You should take a mild anti-depressant for your depression. I did for several years but not at all for the last year. It took me time to get used to the idea that this ‘disease’ has no cure. It seems I was too hardwired into believing that whatever one gets, one gets better. Maybe it is the same with everyone. I got used to my restrictions and feel triumphant with finding another way of doing something that I can’t do anymore the way I always did.

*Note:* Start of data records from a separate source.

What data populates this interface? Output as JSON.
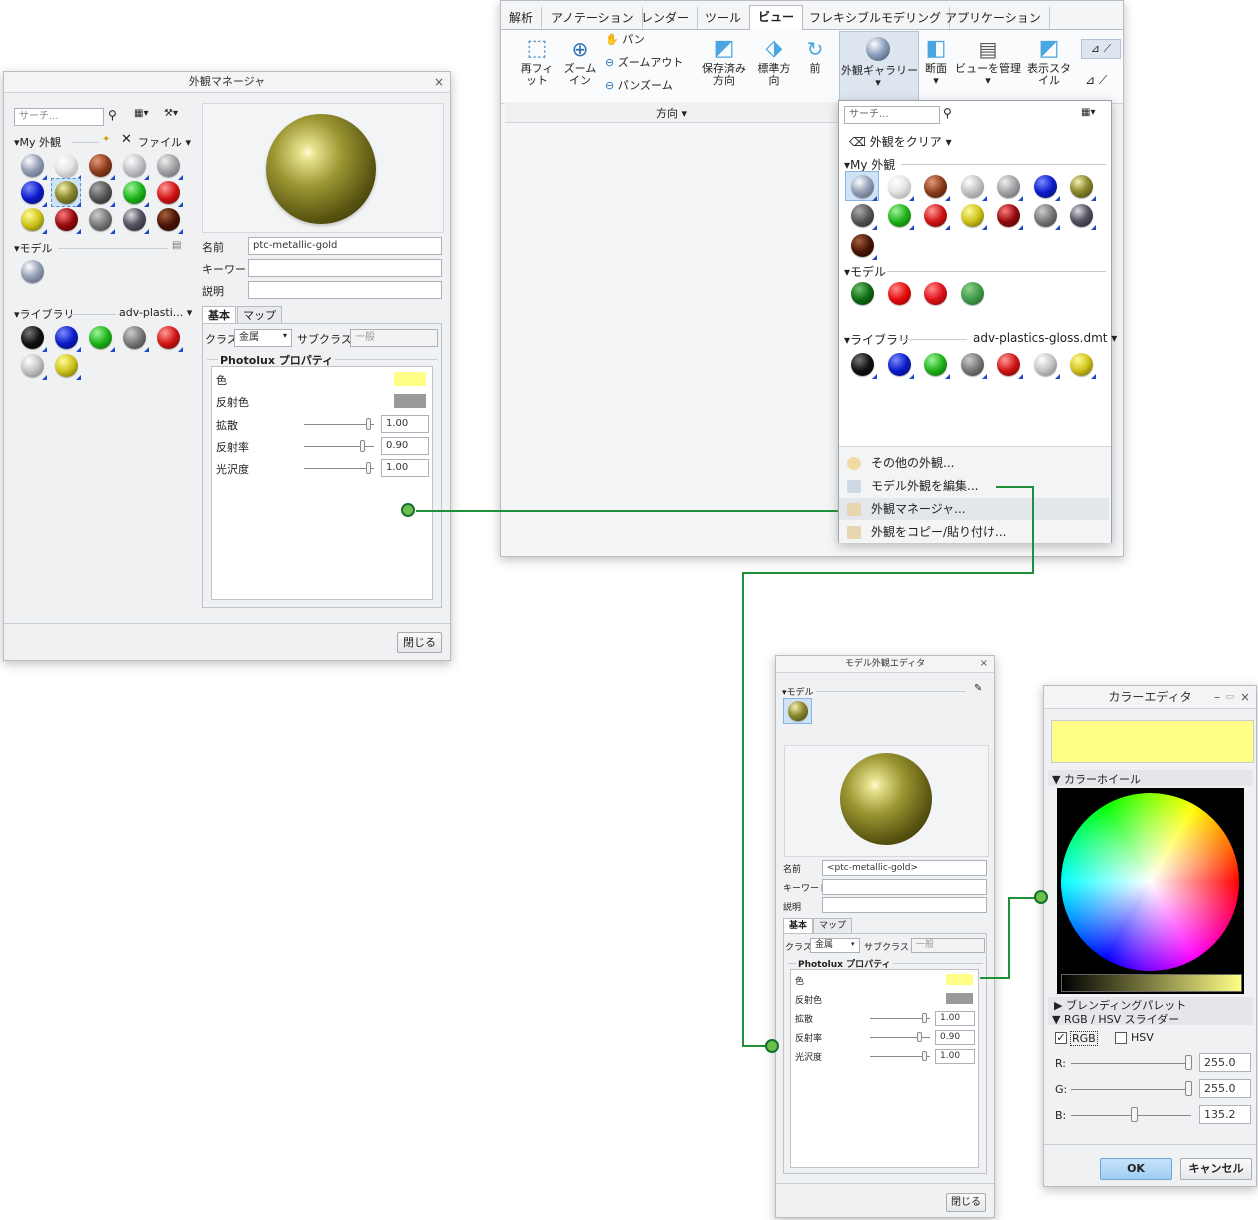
{
  "colors": {
    "accent_green": "#1f8f3a",
    "gold": "#8d8a2e",
    "pale_yellow": "#ffff87",
    "ok_blue": "#a9d4f6"
  },
  "left": {
    "title": "外観マネージャ",
    "search_placeholder": "サーチ...",
    "my_label": "My 外観",
    "file_label": "ファイル",
    "model_label": "モデル",
    "library_label": "ライブラリ",
    "library_file": "adv-plasti...",
    "name_label": "名前",
    "name_value": "ptc-metallic-gold",
    "keyword_label": "キーワード",
    "desc_label": "説明",
    "tab_basic": "基本",
    "tab_map": "マップ",
    "class_label": "クラス",
    "class_value": "金属",
    "subclass_label": "サブクラス",
    "subclass_value": "一般",
    "props_title": "Photolux プロパティ",
    "props": {
      "color": "色",
      "reflect": "反射色",
      "diffuse": "拡散",
      "diffuse_v": "1.00",
      "refl_rate": "反射率",
      "refl_rate_v": "0.90",
      "gloss": "光沢度",
      "gloss_v": "1.00"
    },
    "close": "閉じる"
  },
  "ribbon": {
    "tabs": [
      "解析",
      "アノテーション",
      "レンダー",
      "ツール",
      "ビュー",
      "フレキシブルモデリング",
      "アプリケーション"
    ],
    "refit": "再フィット",
    "zoomin": "ズームイン",
    "pan": "パン",
    "zoomout": "ズームアウト",
    "panzoom": "パンズーム",
    "saved_view": "保存済み方向",
    "std_view": "標準方向",
    "prev": "前",
    "gallery": "外観ギャラリー",
    "section": "断面",
    "view_mgr": "ビューを管理",
    "display_style": "表示スタイル",
    "orientation": "方向"
  },
  "gallery": {
    "search_placeholder": "サーチ...",
    "clear": "外観をクリア",
    "my_label": "My 外観",
    "model_label": "モデル",
    "library_label": "ライブラリ",
    "library_file": "adv-plastics-gloss.dmt",
    "menu": [
      "その他の外観...",
      "モデル外観を編集...",
      "外観マネージャ...",
      "外観をコピー/貼り付け..."
    ]
  },
  "mid": {
    "title": "モデル外観エディタ",
    "model_label": "モデル",
    "name_label": "名前",
    "name_value": "<ptc-metallic-gold>",
    "keyword_label": "キーワード",
    "desc_label": "説明",
    "tab_basic": "基本",
    "tab_map": "マップ",
    "class_label": "クラス",
    "class_value": "金属",
    "subclass_label": "サブクラス",
    "subclass_value": "一般",
    "props_title": "Photolux プロパティ",
    "props": {
      "color": "色",
      "reflect": "反射色",
      "diffuse": "拡散",
      "diffuse_v": "1.00",
      "refl_rate": "反射率",
      "refl_rate_v": "0.90",
      "gloss": "光沢度",
      "gloss_v": "1.00"
    },
    "close": "閉じる"
  },
  "color_editor": {
    "title": "カラーエディタ",
    "wheel": "カラーホイール",
    "blend": "ブレンディングパレット",
    "sliders": "RGB / HSV スライダー",
    "rgb": "RGB",
    "hsv": "HSV",
    "r_label": "R:",
    "r": "255.0",
    "r_frac": 1.0,
    "g_label": "G:",
    "g": "255.0",
    "g_frac": 1.0,
    "b_label": "B:",
    "b": "135.2",
    "b_frac": 0.53,
    "ok": "OK",
    "cancel": "キャンセル"
  }
}
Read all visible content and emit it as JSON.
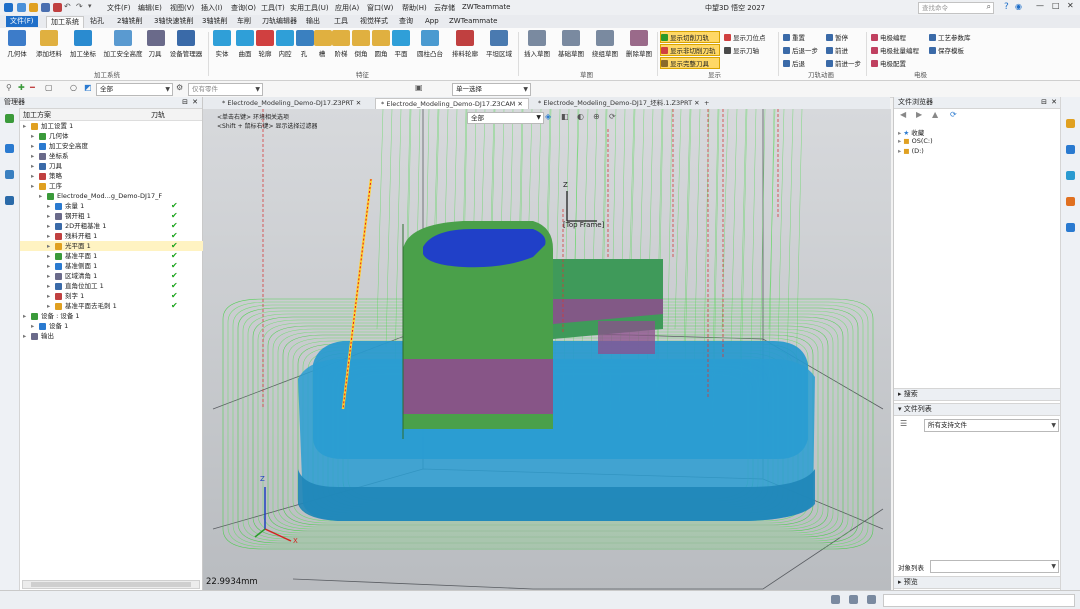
{
  "app": {
    "title": "中望3D 悟空 2027",
    "search_placeholder": "查找命令"
  },
  "menubar": [
    "文件(F)",
    "编辑(E)",
    "视图(V)",
    "插入(I)",
    "查询(O)",
    "工具(T)",
    "实用工具(U)",
    "应用(A)",
    "窗口(W)",
    "帮助(H)",
    "云存储",
    "ZWTeammate"
  ],
  "ribbon_tabs": [
    "文件(F)",
    "加工系统",
    "钻孔",
    "2轴铣削",
    "3轴快速铣削",
    "3轴铣削",
    "车削",
    "刀轨编辑器",
    "输出",
    "工具",
    "视觉样式",
    "查询",
    "App",
    "ZWTeammate"
  ],
  "ribbon": {
    "group1": {
      "label": "加工系统",
      "buttons": [
        "几何体",
        "添加坯料",
        "加工坐标",
        "加工安全高度",
        "刀具",
        "设备管理器"
      ]
    },
    "group2": {
      "label": "特征",
      "buttons": [
        "实体",
        "曲面",
        "轮廓",
        "内腔",
        "孔",
        "槽",
        "阶梯",
        "倒角",
        "圆角",
        "平面",
        "圆柱凸台",
        "排料轮廓",
        "平坦区域"
      ]
    },
    "group3": {
      "label": "草图",
      "buttons": [
        "插入草图",
        "基础草图",
        "绕组草图",
        "删除草图"
      ]
    },
    "group4": {
      "label": "显示",
      "buttons": [
        "显示切削刀轨",
        "显示非切削刀轨",
        "显示完整刀具",
        "显示刀位点",
        "显示刀轴"
      ]
    },
    "group5": {
      "label": "刀轨动画",
      "buttons": [
        "重置",
        "暂停",
        "后退一步",
        "前进",
        "后退",
        "前进一步"
      ]
    },
    "group6": {
      "label": "电极",
      "buttons": [
        "电极编程",
        "工艺参数库",
        "电极批量编程",
        "保存模板",
        "电极配置"
      ]
    }
  },
  "toolbar2": {
    "filter_value": "全部",
    "part_placeholder": "仅有零件",
    "select_mode": "单一选择"
  },
  "left_panel": {
    "title": "管理器",
    "col_plan": "加工方案",
    "col_toolpath": "刀轨",
    "tree": [
      {
        "label": "加工设置 1",
        "indent": 0,
        "check": false
      },
      {
        "label": "几何体",
        "indent": 1,
        "check": false
      },
      {
        "label": "加工安全高度",
        "indent": 1,
        "check": false
      },
      {
        "label": "坐标系",
        "indent": 1,
        "check": false
      },
      {
        "label": "刀具",
        "indent": 1,
        "check": false
      },
      {
        "label": "策略",
        "indent": 1,
        "check": false
      },
      {
        "label": "工序",
        "indent": 1,
        "check": false
      },
      {
        "label": "Electrode_Mod...g_Demo-DJ17_F",
        "indent": 2,
        "check": false
      },
      {
        "label": "余量 1",
        "indent": 3,
        "check": true
      },
      {
        "label": "钢开粗 1",
        "indent": 3,
        "check": true
      },
      {
        "label": "2D开粗基准 1",
        "indent": 3,
        "check": true
      },
      {
        "label": "残料开粗 1",
        "indent": 3,
        "check": true
      },
      {
        "label": "光平面 1",
        "indent": 3,
        "check": true,
        "selected": true
      },
      {
        "label": "基准平面 1",
        "indent": 3,
        "check": true
      },
      {
        "label": "基准侧面 1",
        "indent": 3,
        "check": true
      },
      {
        "label": "区域清角 1",
        "indent": 3,
        "check": true
      },
      {
        "label": "直角位加工 1",
        "indent": 3,
        "check": true
      },
      {
        "label": "刻字 1",
        "indent": 3,
        "check": true
      },
      {
        "label": "基准平面去毛刺 1",
        "indent": 3,
        "check": true
      },
      {
        "label": "设备 : 设备 1",
        "indent": 0,
        "check": false
      },
      {
        "label": "设备 1",
        "indent": 1,
        "check": false
      },
      {
        "label": "输出",
        "indent": 0,
        "check": false
      }
    ]
  },
  "doc_tabs": [
    "* Electrode_Modeling_Demo-DJ17.Z3PRT",
    "* Electrode_Modeling_Demo-DJ17.Z3CAM",
    "* Electrode_Modeling_Demo-DJ17_坯料.1.Z3PRT"
  ],
  "viewport": {
    "hint1": "<单击右键> 环境相关选项",
    "hint2": "<Shift + 鼠标右键> 显示选择过滤器",
    "filter_value": "全部",
    "frame_label": "[Top Frame]",
    "measure": "22.9934mm",
    "axis_z": "Z",
    "axis_x": "X"
  },
  "right_panel": {
    "title": "文件浏览器",
    "tree": [
      "收藏",
      "OS(C:)",
      "(D:)"
    ],
    "sec_search": "搜索",
    "sec_filelist": "文件列表",
    "file_filter": "所有支持文件",
    "obj_list_label": "对象列表",
    "sec_preview": "预览"
  },
  "colors": {
    "accent": "#1f6fc9",
    "toolpath_green": "#3ad13a",
    "part_teal": "#2a9fd0",
    "highlight": "#ffd866"
  }
}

it took 4 years for me to be diagnosed with progressive cerebellar ataxia. luckily I am retired so the days are my own to spend as I like but I live alone . I have a glass half full mentality which is the best you can do but sometimes things can get me down. If I feel low I ring the Samaritans but I also have a counsellor who will see me at home if I need it. My walking is just about nil nowadays so the NHS gave me a powered wheelchair which I am still getting used to but a ramp was ordered 6 months ago and when I asked about it at the local council the answer was that it would take another 6 months to get it so I asked if I was self funding could I get it earlier- within a week an access specialist came and measured up and yesterday it was fitted- a customised ramp with a hand rail and it has totally changed my life. I have not been able to get in the garden for 2 years after a fall put me off but now I feel brilliant. this week I to have a spinal tap procedure to drain off the CSF ( hydrocephalus) which the consultant said might improve my walking- the first appointment was cancelled so I hope the apt will happen this week.at least the better weather is on the way hopefully. my partner of 20 years left me as I was too disabled but am now used to living on my own- he was very controlling over everything . I have a very good carer who lives nearby and you just get on with it. I have had to give up playing the violin and piano - I used to play in an orchestra my son conducts but when I went to the rehearsal before the concert I found it upsetting as everyone assumes you will get better so I go to exercise classes at a disability centre where everyone has problems and no-one asks you what is wrong with you !so let us all enjoy the longer days ! all the best Sylvia
Hi Mitch, I am 51 and just been diagnosed, and like yourself I am waiting for blood tests to find out what strain of SCA I have. I like yourself have been affected for about 4 to 5 years without knowing what it was. My hands and feet are always freezing and like yourself I can not walk in a straight line and am very wobbly. One of the best things I have purchased is a hiking stick, walking unaided is something I have done for a long time and frankly it is exhausting. It really helps and many people think I am very fit and think I look like a rambler, (little do they know). I like yourself are uncertain about what slow progression means but am determined to do as much as I can for as long as possible, by pacing myself. Because, I was unable to have a family my two hairy great muts are very important to me and walking my dogs has always been a daily pleasure, this I am hanging onto. So, me and my hiking stick whom I have nic named BOB, go off daily for a walk in the country, when I get home I fall in a very happy heap, and more often than not have a kip. Please try to keep your spirits up, I really hope you are getting lots of support from family and friends. Take care of yourself. Ali x
Hello,
In preparation for your next appointment, any knowledge re: your family history would be very helpful, in the event that your type is idiopathic or possibly hereditary. In either event, progression of any type of ataxia is unique for an individual, regardless of family history or not. All we can do is to live day by day and exercise, exercise, exercise (in moderation)! That seems to help keep the progression at bay for me, both physically and mentally -- or so I like to believe... Symptoms management as per your personal choice (medicine or natural) is entirely up to you. Good luck to you as your diagnostic odyssey continues.